October 22, 2009 Taxation in UK  No comments

The UK Conservative Party has promised to cut the current Government’s proposed £6 annual tax on fixed landlines, if they were to be elected in 2010.

Already using taxation as a fighting point for its election campaign, the UK Conservative Party is extending a promise to cut the proposed 50 pence a month levy on all of the UK’s landlines. The tax, which has come to be dubbed the “broadband tax”, has not yet been instated, but stands as a key point to the “Digital Britain” white paper, published on the 16th of June.

On October 19th, Jeremy Hunt, Shadow Culture Secretary, stated that if the UK Conservative Party were to see success in the upcoming May election, the tax would be cut “as soon as possible”. Alternatives to the tax were not proposed at the time.

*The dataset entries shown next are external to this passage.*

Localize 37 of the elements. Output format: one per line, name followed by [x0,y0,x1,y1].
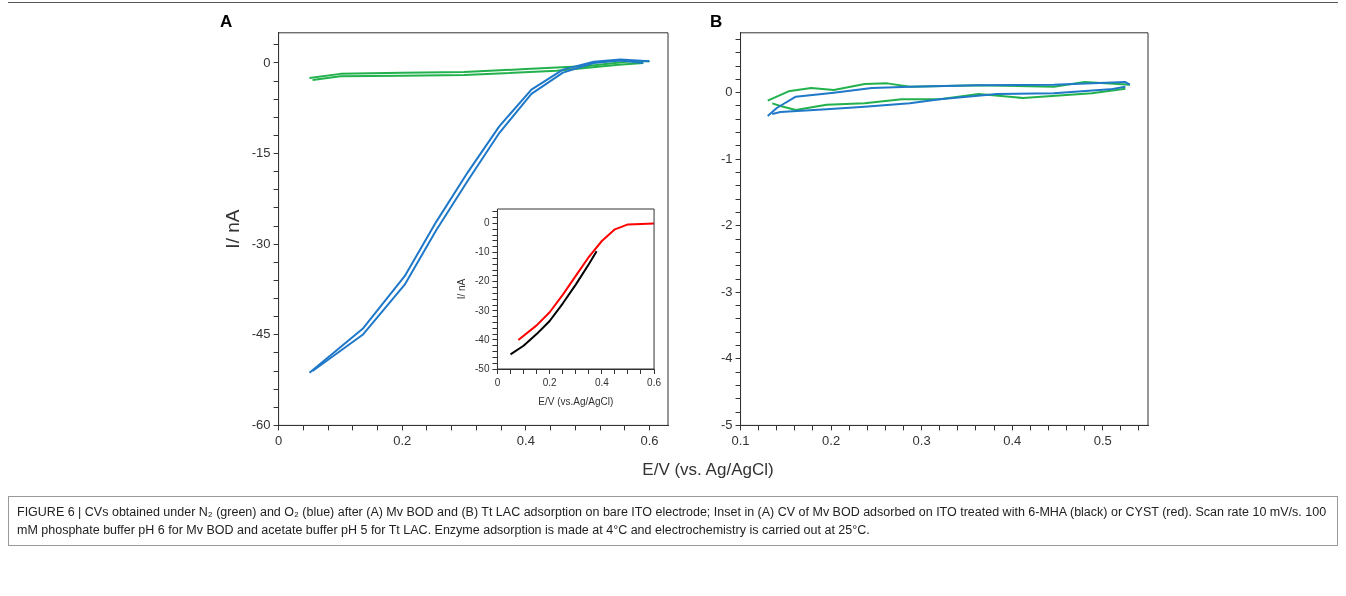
y-tick-label: -5 [721,416,733,432]
x-tick-label: 0.4 [594,376,610,388]
x-tick-label: 0.5 [1093,432,1112,448]
x-tick-label: 0.3 [912,432,931,448]
y-tick-label: 0 [483,217,490,229]
y-tick-label: -45 [251,326,271,342]
x-tick-label: 0.4 [516,432,535,448]
y-axis-title: I/ nA [455,278,467,300]
y-tick-label: -15 [251,145,271,161]
x-axis-title: E/V (vs. Ag/AgCl) [641,460,775,480]
x-axis-title: E/V (vs.Ag/AgCl) [538,395,614,407]
y-tick-label: 0 [725,84,733,100]
y-tick-label: -4 [721,350,733,366]
y-tick-label: -2 [721,217,733,233]
y-tick-label: -30 [251,235,271,251]
chart-title: B [710,12,723,32]
y-tick-label: 0 [263,54,271,70]
y-tick-label: -60 [251,416,271,432]
x-tick-label: 0.2 [393,432,412,448]
x-tick-label: 0.6 [640,432,659,448]
x-tick-label: 0.4 [1003,432,1022,448]
chart-title: A [220,12,233,32]
x-tick-label: 0.2 [542,376,558,388]
y-tick-label: -3 [721,283,733,299]
x-tick-label: 0 [494,376,501,388]
x-tick-label: 0.6 [647,376,662,388]
y-tick-label: -10 [475,246,490,258]
caption: FIGURE 6 | CVs obtained under N₂ (green) and O₂ (blue) after (A) Mv BOD and (B) Tt LAC adsorption on bare ITO electrode; Inset in (A) CV of Mv BOD adsorbed on ITO treated with 6-MHA (black) or CYST (red). Scan rate 10 mV/s. 100 mM phosphate buffer pH 6 for Mv BOD and acetate buffer pH 5 for Tt LAC. Enzyme adsorption is made at 4°C and electrochemistry is carried out at 25°C. [17,504,1328,539]
x-tick-label: 0 [274,432,283,448]
y-tick-label: -20 [475,275,490,287]
x-tick-label: 0.2 [822,432,841,448]
y-tick-label: -30 [475,304,490,316]
y-tick-label: -50 [475,362,490,374]
x-tick-label: 0.1 [731,432,750,448]
y-axis-title: I/ nA [221,209,243,249]
y-tick-label: -40 [475,333,490,345]
y-tick-label: -1 [721,150,733,166]
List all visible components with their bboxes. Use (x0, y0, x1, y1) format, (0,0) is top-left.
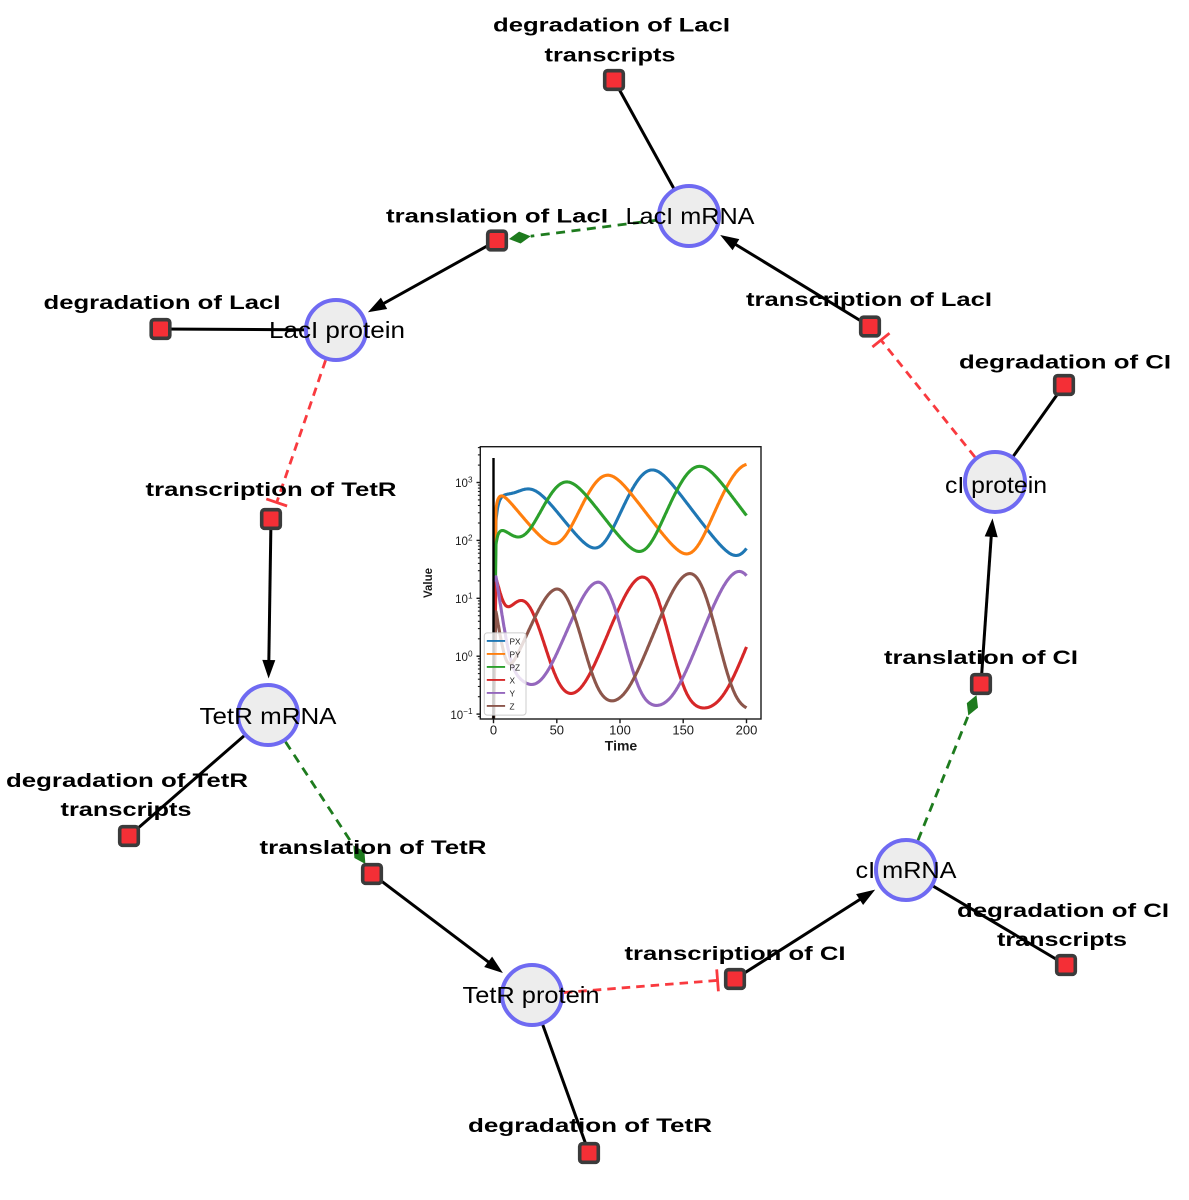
svg-text:degradation of CI: degradation of CI (959, 351, 1171, 373)
svg-text:degradation of LacI: degradation of LacI (493, 15, 730, 37)
svg-text:LacI protein: LacI protein (269, 317, 405, 343)
svg-text:PY: PY (510, 649, 522, 659)
svg-text:transcription of TetR: transcription of TetR (146, 479, 397, 501)
svg-text:TetR mRNA: TetR mRNA (200, 703, 337, 729)
svg-text:transcription of CI: transcription of CI (625, 943, 846, 965)
svg-text:degradation of TetR: degradation of TetR (468, 1115, 712, 1137)
svg-text:cI mRNA: cI mRNA (856, 857, 957, 883)
svg-text:degradation of LacI: degradation of LacI (44, 292, 281, 314)
svg-text:TetR protein: TetR protein (463, 982, 600, 1008)
svg-text:translation of LacI: translation of LacI (386, 205, 608, 227)
svg-text:transcripts: transcripts (545, 45, 676, 67)
svg-text:PX: PX (510, 636, 522, 646)
svg-text:transcripts: transcripts (997, 929, 1127, 951)
svg-text:transcription of LacI: transcription of LacI (746, 289, 992, 311)
svg-text:Y: Y (510, 688, 516, 698)
svg-text:translation of CI: translation of CI (884, 647, 1078, 669)
svg-text:100: 100 (609, 723, 631, 738)
svg-text:150: 150 (672, 723, 694, 738)
svg-text:Z: Z (510, 701, 515, 711)
svg-text:cI protein: cI protein (945, 472, 1047, 498)
svg-text:Value: Value (423, 568, 435, 598)
svg-text:degradation of TetR: degradation of TetR (6, 770, 248, 792)
svg-text:Time: Time (605, 738, 638, 754)
svg-text:200: 200 (736, 723, 758, 738)
svg-text:degradation of CI: degradation of CI (957, 900, 1169, 922)
svg-text:translation of TetR: translation of TetR (260, 837, 487, 859)
svg-text:LacI mRNA: LacI mRNA (626, 203, 755, 229)
svg-text:transcripts: transcripts (61, 799, 192, 821)
svg-text:X: X (510, 675, 516, 685)
svg-text:PZ: PZ (510, 662, 521, 672)
svg-text:0: 0 (490, 723, 497, 738)
svg-text:50: 50 (550, 723, 564, 738)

The “broadband tax” is scheduled to be passed into law before the election, with the current government already making full acknowledgement that the next government would be in its full power to cut it, if it so chose. The tax, which is estimated to raise £175 million annually, is levied on each copper phone line in the United Kingdom and is aimed at supplementing the funding of infrastructure improvements to the nation’s high-speed internet access, especially in rural areas. Peter Peacock, Highland Labour Minister of Scottish Parliament, has already spoken out against the Conservative’s promise, saying “If the Tories scrap the 50p levy, it would kill off any chance of getting the digital infrastructure that this area needs so badly”.